If you have been turned down for a credit card, a loan, or a mortgage, the reason is almost certainly due to your credit score. This is a number that is calculated by the credit reporting agencies that is a reflection of how well and how timely you pay your bills every month. It is a historical number, so it reflects trends. If you missed a couple of payments a few years ago but have been on time since, that will not do nearly as much damage as if you have starting missing payments over the past few recent months.

This credit score is used by the lender to determine if you are too high of a risk to issue credit to. One of the interesting things to note here is that of the three major credit reporting agencies, which are Experian, Equifax, and TransUnion, each of them has calculated a different credit score for you. That is because some lenders report to one of them and some report to another, so none of the three probably have a complete and true picture of your credit history.

Your credit score will be calculated low if it shows that you have a record of late payments, but if all your payments are up to date and you have a consistent record of paying on time, your score should be higher. More serious problems, such as a court judgment or a bankruptcy will also tend to lower your credit score, as well as being a huge red flag to the potential lender.

Other factors involved in computing your credit score are how long you have lived at your current address, how long you have been at the same job or with, as well as how close to your credit limit you typically keep your credit cards at. People who own their homes instead of renting typically get a higher score too.

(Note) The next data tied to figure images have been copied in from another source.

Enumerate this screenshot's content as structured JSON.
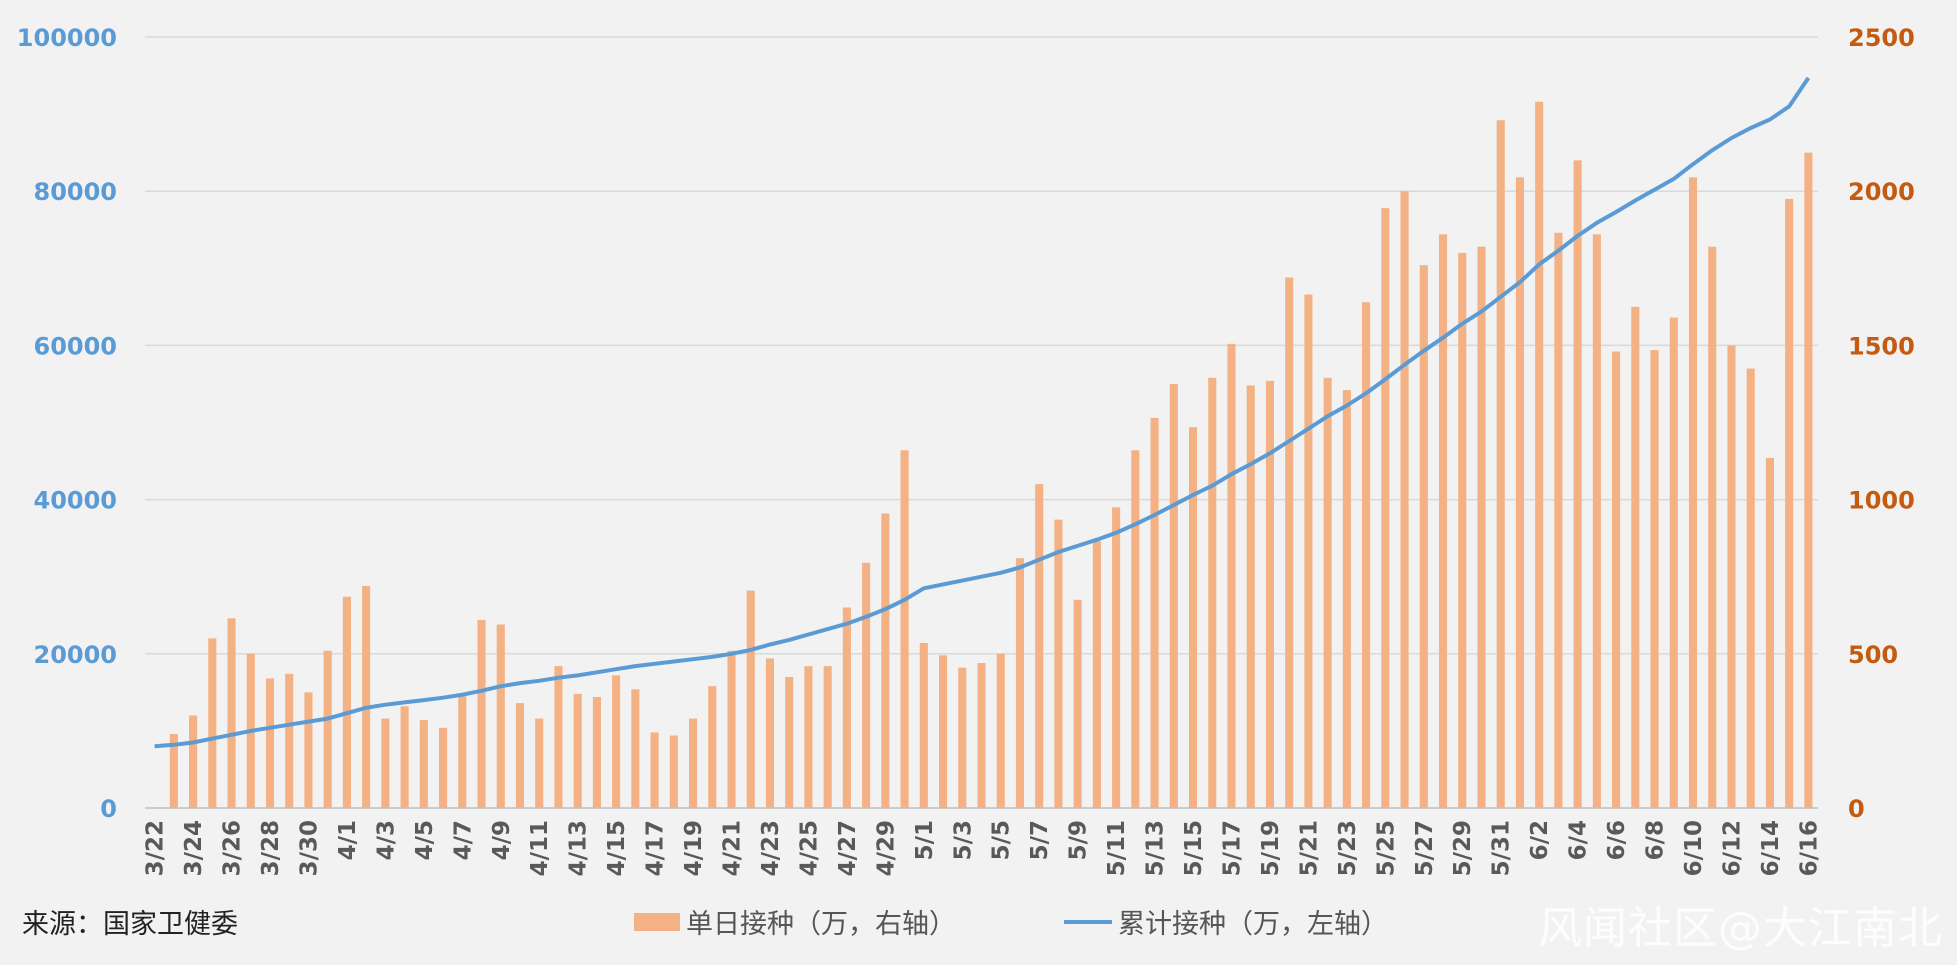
{
  "source": "来源：国家卫健委",
  "legend": {
    "bar_label": "单日接种（万，右轴）",
    "line_label": "累计接种（万，左轴）"
  },
  "watermark": "风闻社区@大江南北",
  "colors": {
    "bar": "#f4b183",
    "line": "#5b9bd5",
    "left_axis": "#5b9bd5",
    "right_axis": "#c55a11",
    "grid": "#d9d9d9"
  },
  "chart_data": {
    "type": "bar+line",
    "title": "",
    "xlabel": "",
    "ylabel_left": "",
    "ylabel_right": "",
    "left_axis": {
      "min": 0,
      "max": 100000,
      "ticks": [
        "0",
        "20000",
        "40000",
        "60000",
        "80000",
        "100000"
      ]
    },
    "right_axis": {
      "min": 0,
      "max": 2500,
      "ticks": [
        "0",
        "500",
        "1000",
        "1500",
        "2000",
        "2500"
      ]
    },
    "grid": true,
    "legend_position": "bottom",
    "x_tick_labels": [
      "3/22",
      "3/24",
      "3/26",
      "3/28",
      "3/30",
      "4/1",
      "4/3",
      "4/5",
      "4/7",
      "4/9",
      "4/11",
      "4/13",
      "4/15",
      "4/17",
      "4/19",
      "4/21",
      "4/23",
      "4/25",
      "4/27",
      "4/29",
      "5/1",
      "5/3",
      "5/5",
      "5/7",
      "5/9",
      "5/11",
      "5/13",
      "5/15",
      "5/17",
      "5/19",
      "5/21",
      "5/23",
      "5/25",
      "5/27",
      "5/29",
      "5/31",
      "6/2",
      "6/4",
      "6/6",
      "6/8",
      "6/10",
      "6/12",
      "6/14",
      "6/16"
    ],
    "dates": [
      "3/22",
      "3/23",
      "3/24",
      "3/25",
      "3/26",
      "3/27",
      "3/28",
      "3/29",
      "3/30",
      "3/31",
      "4/1",
      "4/2",
      "4/3",
      "4/4",
      "4/5",
      "4/6",
      "4/7",
      "4/8",
      "4/9",
      "4/10",
      "4/11",
      "4/12",
      "4/13",
      "4/14",
      "4/15",
      "4/16",
      "4/17",
      "4/18",
      "4/19",
      "4/20",
      "4/21",
      "4/22",
      "4/23",
      "4/24",
      "4/25",
      "4/26",
      "4/27",
      "4/28",
      "4/29",
      "4/30",
      "5/1",
      "5/2",
      "5/3",
      "5/4",
      "5/5",
      "5/6",
      "5/7",
      "5/8",
      "5/9",
      "5/10",
      "5/11",
      "5/12",
      "5/13",
      "5/14",
      "5/15",
      "5/16",
      "5/17",
      "5/18",
      "5/19",
      "5/20",
      "5/21",
      "5/22",
      "5/23",
      "5/24",
      "5/25",
      "5/26",
      "5/27",
      "5/28",
      "5/29",
      "5/30",
      "5/31",
      "6/1",
      "6/2",
      "6/3",
      "6/4",
      "6/5",
      "6/6",
      "6/7",
      "6/8",
      "6/9",
      "6/10",
      "6/11",
      "6/12",
      "6/13",
      "6/14",
      "6/15",
      "6/16"
    ],
    "series": [
      {
        "name": "单日接种（万，右轴）",
        "type": "bar",
        "axis": "right",
        "values": [
          0,
          240,
          300,
          550,
          615,
          500,
          420,
          435,
          375,
          510,
          685,
          720,
          290,
          330,
          285,
          260,
          370,
          610,
          595,
          340,
          290,
          460,
          370,
          360,
          430,
          385,
          245,
          235,
          290,
          395,
          510,
          705,
          485,
          425,
          460,
          460,
          650,
          795,
          955,
          1160,
          535,
          495,
          455,
          470,
          500,
          810,
          1050,
          935,
          675,
          865,
          975,
          1160,
          1265,
          1375,
          1235,
          1395,
          1505,
          1370,
          1385,
          1720,
          1665,
          1395,
          1355,
          1640,
          1945,
          2000,
          1760,
          1860,
          1800,
          1820,
          2230,
          2045,
          2290,
          1865,
          2100,
          1860,
          1480,
          1625,
          1485,
          1590,
          2045,
          1820,
          1500,
          1425,
          1135,
          1975,
          2125
        ]
      },
      {
        "name": "累计接种（万，左轴）",
        "type": "line",
        "axis": "left",
        "values": [
          8000,
          8200,
          8500,
          9000,
          9500,
          10000,
          10400,
          10800,
          11200,
          11600,
          12300,
          13000,
          13400,
          13700,
          14000,
          14300,
          14700,
          15200,
          15800,
          16200,
          16500,
          16900,
          17200,
          17600,
          18000,
          18400,
          18700,
          19000,
          19300,
          19600,
          20000,
          20500,
          21200,
          21800,
          22500,
          23200,
          23900,
          24800,
          25800,
          27000,
          28500,
          29000,
          29500,
          30000,
          30500,
          31200,
          32200,
          33200,
          34000,
          34800,
          35700,
          36800,
          38000,
          39300,
          40600,
          41800,
          43300,
          44600,
          46000,
          47600,
          49200,
          50800,
          52200,
          53800,
          55600,
          57500,
          59300,
          61000,
          62800,
          64400,
          66300,
          68200,
          70500,
          72300,
          74200,
          75900,
          77300,
          78800,
          80200,
          81600,
          83500,
          85300,
          86900,
          88200,
          89300,
          91000,
          94700
        ]
      }
    ]
  }
}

If you have had credit for many years as opposed to only having a year or two of credit history, that counts in your favor. But if you have too many accounts open, compared to your income level, that counts against you, where the theory is that you could go out and charge those accounts to the max, which would be a higher risk for them in opening yet another account.

The biggest problem with your credit score, and most consumers are not aware of this, is that there is a strong possibility that your credit report contains errors. Perhaps information was reported to the credit bureau incorrectly. For this reason, you should get a copy of your credit report from each agency at least annually, and if you discover errors, you need to dispute the item so it will be removed from your credit report, and will likely cause your credit score to be calculated higher.